После нашего семейного скандала у Макглейда я позвонил Лестеру Ремсену.
— Продай на двадцать тысяч моих акций или других ценных бумаг и передай чек моему секретарю в Локаст-Вэлли, — попросил я его.
— Сейчас не время продавать что-то из твоих бумаг. По ним сейчас наблюдается хороший рост. Советую тебе воздержаться от этого шага, — стал отговаривать он меня.
— Лестер, я тоже читаю «Уолл-стрит джорнэл». Делай, пожалуйста, то, о чем я тебя прошу.
— Кстати, я как раз собирался тебе звонить. У тебя есть потери…
— Большие?
— Около пяти тысяч.

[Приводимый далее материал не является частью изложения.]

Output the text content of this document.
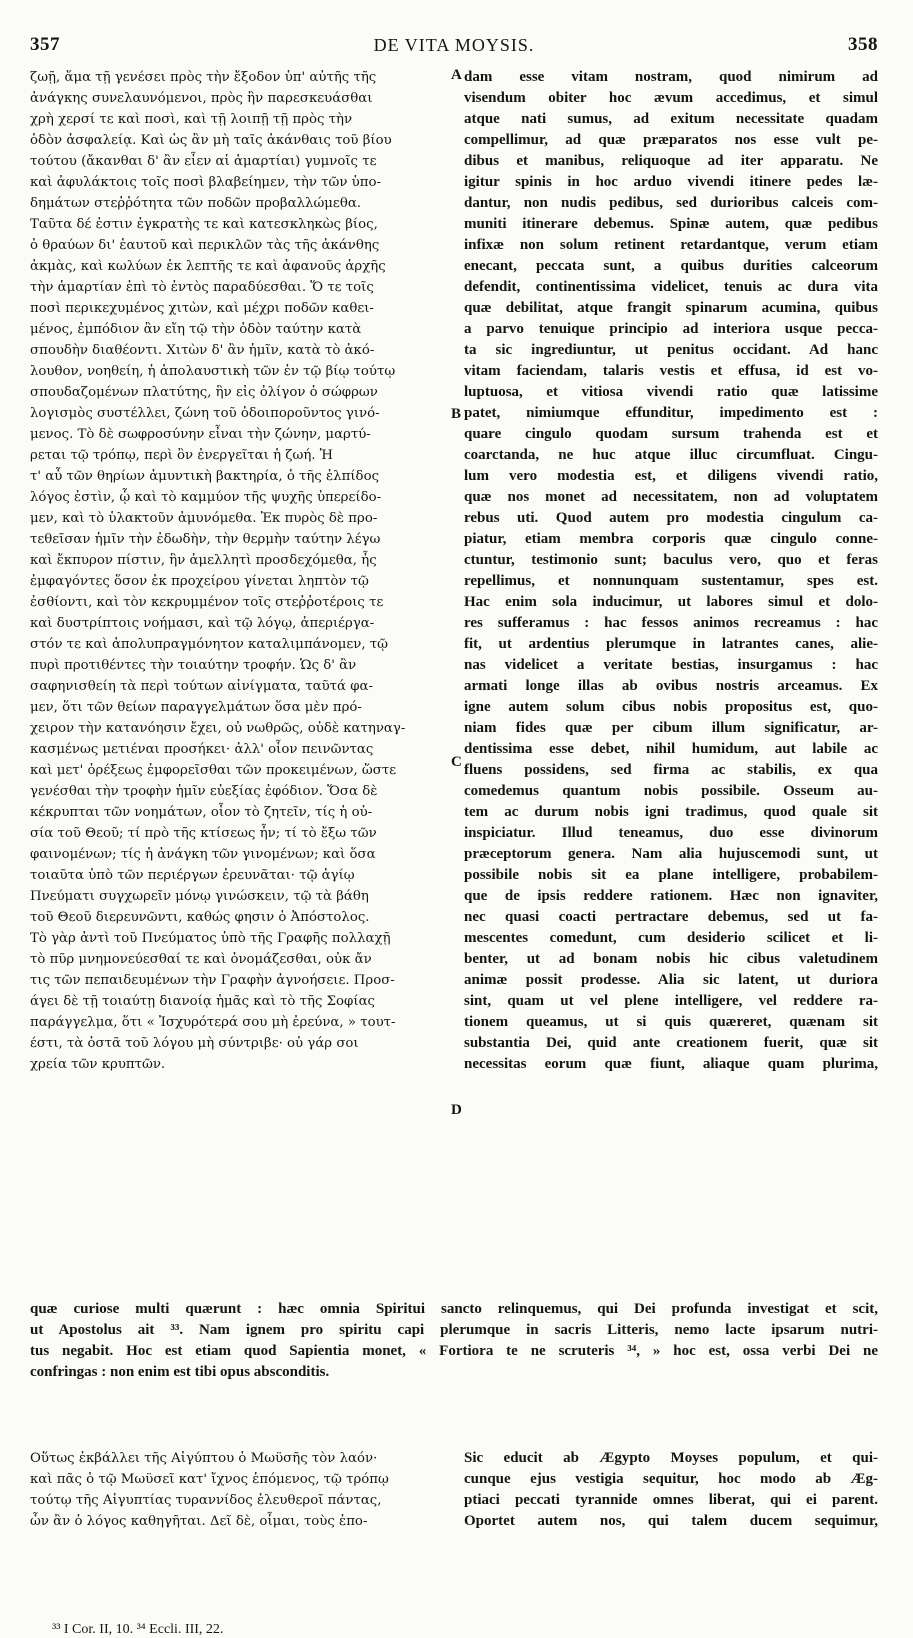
357	DE VITA MOYSIS.	358
ζωῇ, ἅμα τῇ γενέσει πρὸς τὴν ἔξοδον ὑπ' αὐτῆς τῆς
ἀνάγκης συνελαυνόμενοι, πρὸς ἣν παρεσκευάσθαι
χρὴ χερσί τε καὶ ποσὶ, καὶ τῇ λοιπῇ τῇ πρὸς τὴν
ὁδὸν ἀσφαλείᾳ. Καὶ ὡς ἂν μὴ ταῖς ἀκάνθαις τοῦ βίου
τούτου (ἄκανθαι δ' ἂν εἶεν αἱ ἁμαρτίαι) γυμνοῖς τε
καὶ ἀφυλάκτοις τοῖς ποσὶ βλαβείημεν, τὴν τῶν ὑπο-
δημάτων στεῤῥότητα τῶν ποδῶν προβαλλώμεθα.
Ταῦτα δέ ἐστιν ἐγκρατὴς τε καὶ κατεσκληκὼς βίος,
ὁ θραύων δι' ἑαυτοῦ καὶ περικλῶν τὰς τῆς ἀκάνθης
ἀκμὰς, καὶ κωλύων ἐκ λεπτῆς τε καὶ ἀφανοῦς ἀρχῆς
τὴν ἁμαρτίαν ἐπὶ τὸ ἐντὸς παραδύεσθαι. Ὅ τε τοῖς
ποσὶ περικεχυμένος χιτὼν, καὶ μέχρι ποδῶν καθει-
μένος, ἐμπόδιον ἂν εἴη τῷ τὴν ὁδὸν ταύτην κατὰ
σπουδὴν διαθέοντι. Χιτὼν δ' ἂν ἡμῖν, κατὰ τὸ ἀκό-
λουθον, νοηθείη, ἡ ἀπολαυστικὴ τῶν ἐν τῷ βίῳ τούτῳ
σπουδαζομένων πλατύτης, ἣν εἰς ὀλίγον ὁ σώφρων
λογισμὸς συστέλλει, ζώνη τοῦ ὁδοιποροῦντος γινό-
μενος. Τὸ δὲ σωφροσύνην εἶναι τὴν ζώνην, μαρτύ-
ρεται τῷ τρόπῳ, περὶ ὃν ἐνεργεῖται ἡ ζωή. Ἡ
τ' αὖ τῶν θηρίων ἀμυντικὴ βακτηρία, ὁ τῆς ἐλπίδος
λόγος ἐστὶν, ᾧ καὶ τὸ καμμύον τῆς ψυχῆς ὑπερείδο-
μεν, καὶ τὸ ὑλακτοῦν ἀμυνόμεθα. Ἐκ πυρὸς δὲ προ-
τεθεῖσαν ἡμῖν τὴν ἐδωδὴν, τὴν θερμὴν ταύτην λέγω
καὶ ἔκπυρον πίστιν, ἣν ἀμελλητὶ προσδεχόμεθα, ἧς
ἐμφαγόντες ὅσον ἐκ προχείρου γίνεται ληπτὸν τῷ
ἐσθίοντι, καὶ τὸν κεκρυμμένον τοῖς στεῤῥοτέροις τε
καὶ δυστρίπτοις νοήμασι, καὶ τῷ λόγῳ, ἀπεριέργα-
στόν τε καὶ ἀπολυπραγμόνητον καταλιμπάνομεν, τῷ
πυρὶ προτιθέντες τὴν τοιαύτην τροφήν. Ὡς δ' ἂν
σαφηνισθείη τὰ περὶ τούτων αἰνίγματα, ταῦτά φα-
μεν, ὅτι τῶν θείων παραγγελμάτων ὅσα μὲν πρό-
χειρον τὴν κατανόησιν ἔχει, οὐ νωθρῶς, οὐδὲ κατηναγ-
κασμένως μετιέναι προσήκει· ἀλλ' οἷον πεινῶντας
καὶ μετ' ὀρέξεως ἐμφορεῖσθαι τῶν προκειμένων, ὥστε
γενέσθαι τὴν τροφὴν ἡμῖν εὐεξίας ἐφόδιον. Ὅσα δὲ
κέκρυπται τῶν νοημάτων, οἷον τὸ ζητεῖν, τίς ἡ οὐ-
σία τοῦ Θεοῦ; τί πρὸ τῆς κτίσεως ἦν; τί τὸ ἔξω τῶν
φαινομένων; τίς ἡ ἀνάγκη τῶν γινομένων; καὶ ὅσα
τοιαῦτα ὑπὸ τῶν περιέργων ἐρευνᾶται· τῷ ἁγίῳ
Πνεύματι συγχωρεῖν μόνῳ γινώσκειν, τῷ τὰ βάθη
τοῦ Θεοῦ διερευνῶντι, καθώς φησιν ὁ Ἀπόστολος.
Τὸ γὰρ ἀντὶ τοῦ Πνεύματος ὑπὸ τῆς Γραφῆς πολλαχῇ
τὸ πῦρ μνημονεύεσθαί τε καὶ ὀνομάζεσθαι, οὐκ ἄν
τις τῶν πεπαιδευμένων τὴν Γραφὴν ἀγνοήσειε. Προσ-
άγει δὲ τῇ τοιαύτῃ διανοίᾳ ἡμᾶς καὶ τὸ τῆς Σοφίας
παράγγελμα, ὅτι « Ἰσχυρότερά σου μὴ ἐρεύνα, » τουτ-
έστι, τὰ ὀστᾶ τοῦ λόγου μὴ σύντριβε· οὐ γάρ σοι
χρεία τῶν κρυπτῶν.
dam esse vitam nostram, quod nimirum ad
visendum obiter hoc ævum accedimus, et simul
atque nati sumus, ad exitum necessitate quadam
compellimur, ad quæ præparatos nos esse vult pe-
dibus et manibus, reliquoque ad iter apparatu. Ne
igitur spinis in hoc arduo vivendi itinere pedes læ-
dantur, non nudis pedibus, sed durioribus calceis com-
muniti itinerare debemus. Spinæ autem, quæ pedibus
infixæ non solum retinent retardantque, verum etiam
enecant, peccata sunt, a quibus durities calceorum
defendit, continentissima videlicet, tenuis ac dura vita
quæ debilitat, atque frangit spinarum acumina, quibus
a parvo tenuique principio ad interiora usque pecca-
ta sic ingrediuntur, ut penitus occidant. Ad hanc
vitam faciendam, talaris vestis et effusa, id est vo-
luptuosa, et vitiosa vivendi ratio quæ latissime
patet, nimiumque effunditur, impedimento est :
quare cingulo quodam sursum trahenda est et
coarctanda, ne huc atque illuc circumfluat. Cingu-
lum vero modestia est, et diligens vivendi ratio,
quæ nos monet ad necessitatem, non ad voluptatem
rebus uti. Quod autem pro modestia cingulum ca-
piatur, etiam membra corporis quæ cingulo conne-
ctuntur, testimonio sunt; baculus vero, quo et feras
repellimus, et nonnunquam sustentamur, spes est.
Hac enim sola inducimur, ut labores simul et dolo-
res sufferamus : hac fessos animos recreamus : hac
fit, ut ardentius plerumque in latrantes canes, alie-
nas videlicet a veritate bestias, insurgamus : hac
armati longe illas ab ovibus nostris arceamus. Ex
igne autem solum cibus nobis propositus est, quo-
niam fides quæ per cibum illum significatur, ar-
dentissima esse debet, nihil humidum, aut labile ac
fluens possidens, sed firma ac stabilis, ex qua
comedemus quantum nobis possibile. Osseum au-
tem ac durum nobis igni tradimus, quod quale sit
inspiciatur. Illud teneamus, duo esse divinorum
præceptorum genera. Nam alia hujuscemodi sunt, ut
possibile nobis sit ea plane intelligere, probabilem-
que de ipsis reddere rationem. Hæc non ignaviter,
nec quasi coacti pertractare debemus, sed ut fa-
mescentes comedunt, cum desiderio scilicet et li-
benter, ut ad bonam nobis hic cibus valetudinem
animæ possit prodesse. Alia sic latent, ut duriora
sint, quam ut vel plene intelligere, vel reddere ra-
tionem queamus, ut si quis quæreret, quænam sit
substantia Dei, quid ante creationem fuerit, quæ sit
necessitas eorum quæ fiunt, aliaque quam plurima,
A
B
C
D
quæ curiose multi quærunt : hæc omnia Spiritui sancto relinquemus, qui Dei profunda investigat et scit,
ut Apostolus ait ³³. Nam ignem pro spiritu capi plerumque in sacris Litteris, nemo lacte ipsarum nutri-
tus negabit. Hoc est etiam quod Sapientia monet, « Fortiora te ne scruteris ³⁴, » hoc est, ossa verbi Dei ne
confringas : non enim est tibi opus absconditis.
Οὕτως ἐκβάλλει τῆς Αἰγύπτου ὁ Μωϋσῆς τὸν λαόν·
καὶ πᾶς ὁ τῷ Μωϋσεῖ κατ' ἴχνος ἑπόμενος, τῷ τρόπῳ
τούτῳ τῆς Αἰγυπτίας τυραννίδος ἐλευθεροῖ πάντας,
ὧν ἂν ὁ λόγος καθηγῆται. Δεῖ δὲ, οἶμαι, τοὺς ἑπο-
Sic educit ab Ægypto Moyses populum, et qui-
cunque ejus vestigia sequitur, hoc modo ab Æg-
ptiaci peccati tyrannide omnes liberat, qui ei parent.
Oportet autem nos, qui talem ducem sequimur,
³³ I Cor. II, 10. ³⁴ Eccli. III, 22.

Если хочешь, я могу назвать точную цифру — тогда ты мне вышлешь чек, а если у тебя сейчас туго с деньгами, то можно просто продать часть твоих акций, чтобы покрыть потери.
— Продавай все, что хочешь.
— Хорошо. Твой портфель ценных бумаг сейчас не в лучшем положении.
На языке Уолл-стрит это значит: «Вы по-идиотски вложили свои деньги». Лестер и я знакомы много лет, мы отлично понимаем друг друга. А сейчас вот таким образом мы говорили о моих акциях. Я вдруг почувствовал, что меня тошнит и от акций, и от Лестера.
— Продавай все. Немедленно, — сказал я.
— Все? Почему? Сейчас на рынке затишье. Подожди до сентября, акции пойдут вверх и…
— Слушай, Лестер, мы говорим об акциях уже двадцать лет. Ты не устал от этих разговоров?
— Нет.
— А я устал. Знаешь, если бы я все эти годы занимался поисками сокровищ капитана Кидда, я потерял бы меньше денег.
— Чепуха.
— Закрывай мой счет, — сказал я и повесил трубку.
Итак, в тот день часы показывали шесть утра, был первый вторник августа, и я, одеваясь, чтобы идти к Белларозе, размышлял о том о сем. Даже если бы доктор Карлтон не жил в моем доме, я не смог бы отдыхать там этим августом, так как обещал моему клиенту быть всегда поблизости. Вероятно, для того чтобы быть уже совсем рядом, мне следовало поселиться в «Альгамбре», но вряд ли дон пожелал бы, чтобы я наблюдал за его бизнесом и его контактами с известными персонажами преступного мира. Да и я не жаждал всего этого.